Beitragvon Hedwig B. » 22.03.2011, 18:03

Ihr Lieben,

heute war ich unterwegs und habe zwei Situationen erlebt und da erkannte ich auch, wovor ich mich so fürchte. Was mir solche Sorgen bereitet. Was es so bedrohlich macht.

Die erste Situation in der Bank. Dort war eine Mutter mit ihrer ca. dreijährigen Tochter.
Diese hatte das Downsyndrom. Und als sie dran waren, sagte diese niedliche Kleine: Jetzt Mama dran. Automat wartet.

Und alle Wartenden einschließlich mir mussten grinsen, weil es so lustig rüber kam.

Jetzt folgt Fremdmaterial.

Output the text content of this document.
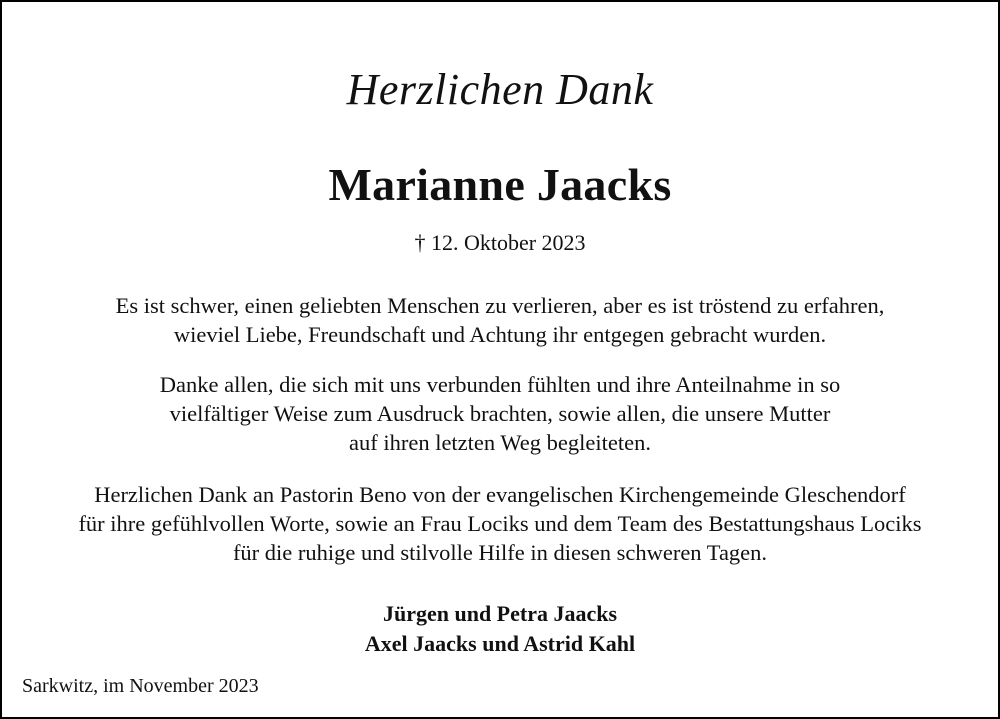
Herzlichen Dank
Marianne Jaacks
† 12. Oktober 2023
Es ist schwer, einen geliebten Menschen zu verlieren, aber es ist tröstend zu erfahren,
wieviel Liebe, Freundschaft und Achtung ihr entgegen gebracht wurden.
Danke allen, die sich mit uns verbunden fühlten und ihre Anteilnahme in so
vielfältiger Weise zum Ausdruck brachten, sowie allen, die unsere Mutter
auf ihren letzten Weg begleiteten.
Herzlichen Dank an Pastorin Beno von der evangelischen Kirchengemeinde Gleschendorf
für ihre gefühlvollen Worte, sowie an Frau Lociks und dem Team des Bestattungshaus Lociks
für die ruhige und stilvolle Hilfe in diesen schweren Tagen.
Jürgen und Petra Jaacks
Axel Jaacks und Astrid Kahl
Sarkwitz, im November 2023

Die zweite Situation war im Supermarkt. Dort ging eine Mutter mit ihrem ca. 15 Jährigen Sohn. Er hatte auch eine geistige Behinderung. Und er lief immer 2 Schritte hinter ihr und kam kaum nach und dann sagte er: Maama, diesen Mann da, den hab ich gern.
Er sagte das über ungefähr jeden 5. Mann im Markt. Eigentlich doch nett.

Und doch sahen alle die das warnahmen betreten zur Seite. Einige tuschelten auch.
Mir kam es vor, als sei es der Mutter peinlich. Kann aer sein, das ich meine eigenen Sorgen und Gedanken in sie reininterpretierte. Sie war jedenfalls sehr forsch zu ihm.
Und ich dachte mir, ja, solang sie noch klein und niedlich sind, nimmt man teil,
sind sie groß und jugendlich und pubertär schlaksig, mit beginnendem Bartflaum wie dieser Junge, finden es alle irgendwie peinlich....

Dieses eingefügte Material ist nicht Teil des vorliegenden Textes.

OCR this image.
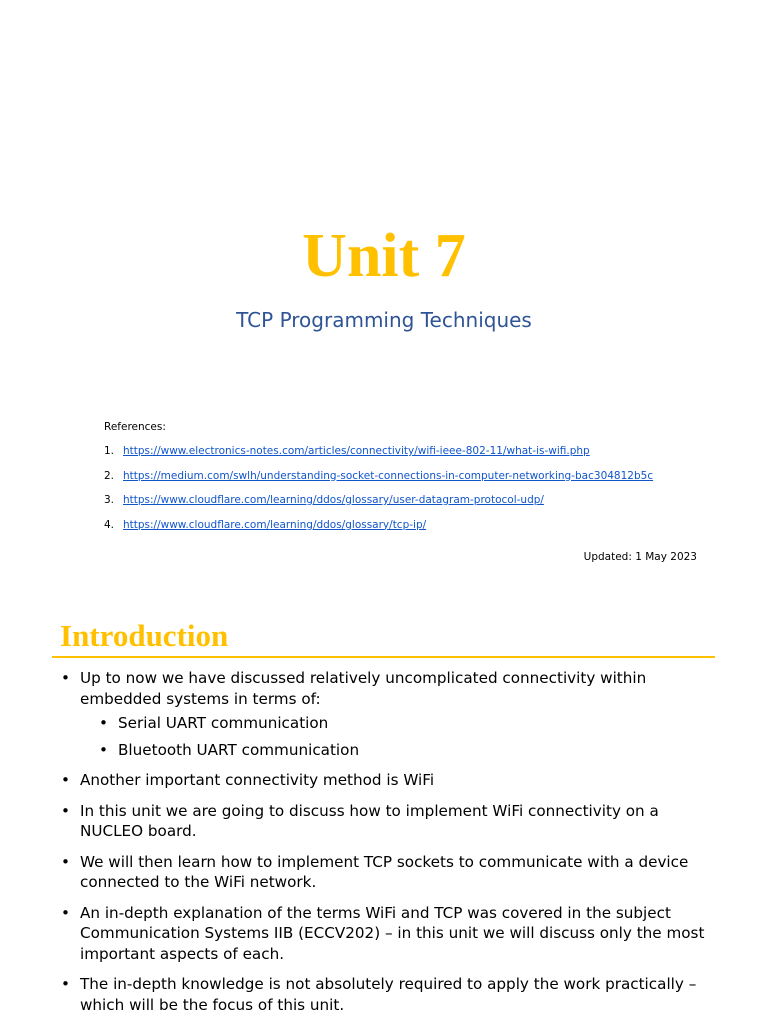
Unit 7
TCP Programming Techniques
References:
1. https://www.electronics-notes.com/articles/connectivity/wifi-ieee-802-11/what-is-wifi.php
2. https://medium.com/swlh/understanding-socket-connections-in-computer-networking-bac304812b5c
3. https://www.cloudflare.com/learning/ddos/glossary/user-datagram-protocol-udp/
4. https://www.cloudflare.com/learning/ddos/glossary/tcp-ip/
Updated: 1 May 2023
Introduction
• Up to now we have discussed relatively uncomplicated connectivity within embedded systems in terms of:
• Serial UART communication
• Bluetooth UART communication
• Another important connectivity method is WiFi
• In this unit we are going to discuss how to implement WiFi connectivity on a NUCLEO board.
• We will then learn how to implement TCP sockets to communicate with a device connected to the WiFi network.
• An in-depth explanation of the terms WiFi and TCP was covered in the subject Communication Systems IIB (ECCV202) – in this unit we will discuss only the most important aspects of each.
• The in-depth knowledge is not absolutely required to apply the work practically – which will be the focus of this unit.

Der Peinlichkeit preisgegeben zusein.
Das ist meine große Angst, glaub ich....

Friedrich übrigens lautiert nun endlich mehr als nur lange Chewbakka Aaaaaahaaa und Brummtöne. Ach, was bin ich entzückt.

Liebe Grüße,
Karo
F. *02/10, ALTE, 1q44 Mikrodeletionssyndrom

Dem Schicksal den Hintern versohlen für seine schlimmen Taten, dem Schuft, das möchte man manchmal wirklich gern.
Ins Ohr brüllen möchte man ihm "Gerecht geht anders, Du Amöbe!", auf das ihm die schicksalhaften Garstigkeiten mit 30 Atü ins verschrumpelte schlechte Gewissen schießen.

Benutzeravatar
KerstinM.
REHAkids Urgestein
REHAkids Urgestein
Beiträge: 7437
Registriert: 17.08.2009, 21:09
Wohnort: Thüringen

Beitragvon KerstinM. » 22.03.2011, 18:12

d als sie dran waren, sagte diese niedliche Kleine: Jetzt Mama dran. Automat wartet.

Und alle Wartenden einschließlich mir mussten grinsen, weil es so lustig rüber kam.

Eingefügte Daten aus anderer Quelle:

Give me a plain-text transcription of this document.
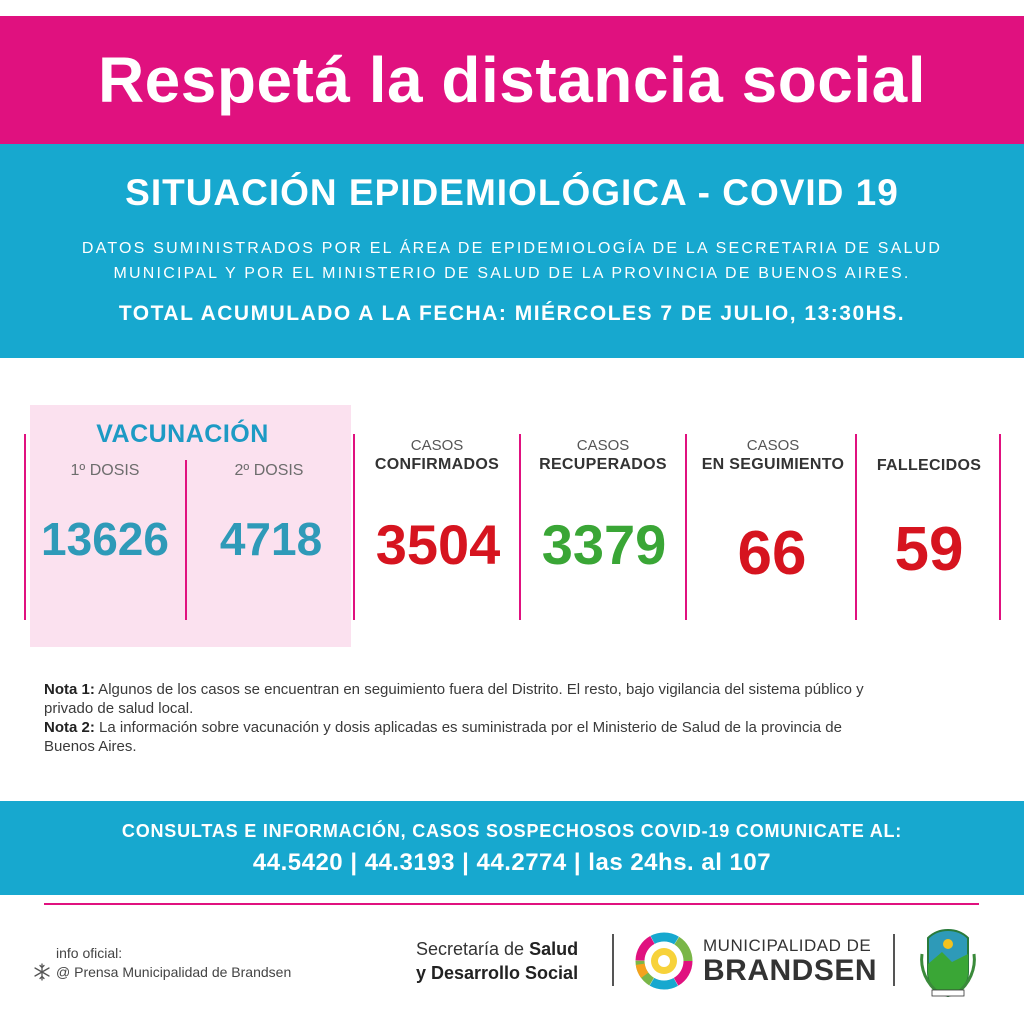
Respetá la distancia social
SITUACIÓN EPIDEMIOLÓGICA - COVID 19
DATOS SUMINISTRADOS POR EL ÁREA DE EPIDEMIOLOGÍA DE LA SECRETARIA DE SALUD
MUNICIPAL Y POR EL MINISTERIO DE SALUD DE LA PROVINCIA DE BUENOS AIRES.
TOTAL ACUMULADO A LA FECHA: MIÉRCOLES 7 DE JULIO, 13:30HS.
VACUNACIÓN
1º DOSIS	2º DOSIS
13626	4718
CASOS
CONFIRMADOS
3504
CASOS
RECUPERADOS
3379
CASOS
EN SEGUIMIENTO
66
FALLECIDOS
59
Nota 1: Algunos de los casos se encuentran en seguimiento fuera del Distrito. El resto, bajo vigilancia del sistema público y privado de salud local.
Nota 2: La información sobre vacunación y dosis aplicadas es suministrada por el Ministerio de Salud de la provincia de Buenos Aires.
CONSULTAS E INFORMACIÓN, CASOS SOSPECHOSOS COVID-19 COMUNICATE AL:
44.5420 | 44.3193 | 44.2774 | las 24hs. al 107
info oficial:
@ Prensa Municipalidad de Brandsen
Secretaría de Salud
y Desarrollo Social
MUNICIPALIDAD DE
BRANDSEN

Da hätte auch jeder gegrinst, wenn das Mädchen nicht das Down-Syndrom gehabt hätte. Ich zumindest, ist ja auch süß gesagt, von einer Dreijährigen. Der personifizierte Apparat....

Maama, diesen Mann da, den hab ich gern.
Er sagte das über ungefähr jeden 5. Mann im Markt. Eigentlich doch nett.


Da heutzutage jeder über die missratende Jugend schimpft, was sie allerdings nicht in jedem Fall ist, ist doch so ein Jugendlicher mir persönlich tausendfach lieber....schade, ist doch nur, dass er nur ungefähr jeden 5. Mann gern hat.....

und peinlich für den jungen Mann, hmm ich weiß nicht, er wird es immer so machen, also kann es ihm gar nicht peinlich sein :?:

finden es alle irgendwie peinlich....

ich würde es nicht peinlich finden, von daher eben nicht alle


Gruß Kerstin
Kerstin mit Markus(*97), Hydrocephalus mit schwerem Verlauf,Epilepsie
PK (*14)spastische Tetraparese, gesetzl. blind, Entwicklungsverzögerung, Epilepsie, kleiner Sonnenschein
Ein behindertes Kind ist wie ein krummer Baum - du kannst ihn nicht gerade biegen, aber du kannst ihm helfen, Früchte zu tragen.

Hedwig B.
Stamm-User
Stamm-User
Beiträge: 453
Registriert: 22.10.2010, 23:44

Beitragvon Hedwig B. » 22.03.2011, 18:18

Liebe Kerstibn,

ja, auch ich fand es nett. Und nicht peinlich.
Aber bloß, weil ich mir nun zu gestehe, das es mir mal peinlich war.
Ich also aufmerksamer hinsehe...

...schade, ist doch nur, dass er nur ungefähr jeden 5. Mann gern hat.....


So hab ich es allerdings noch nicht betrachtet. Sehr schön.

Liebe Grüße,
Karo
F. *02/10, ALTE, 1q44 Mikrodeletionssyndrom



Dem Schicksal den Hintern versohlen für seine schlimmen Taten, dem Schuft, das möchte man manchmal wirklich gern.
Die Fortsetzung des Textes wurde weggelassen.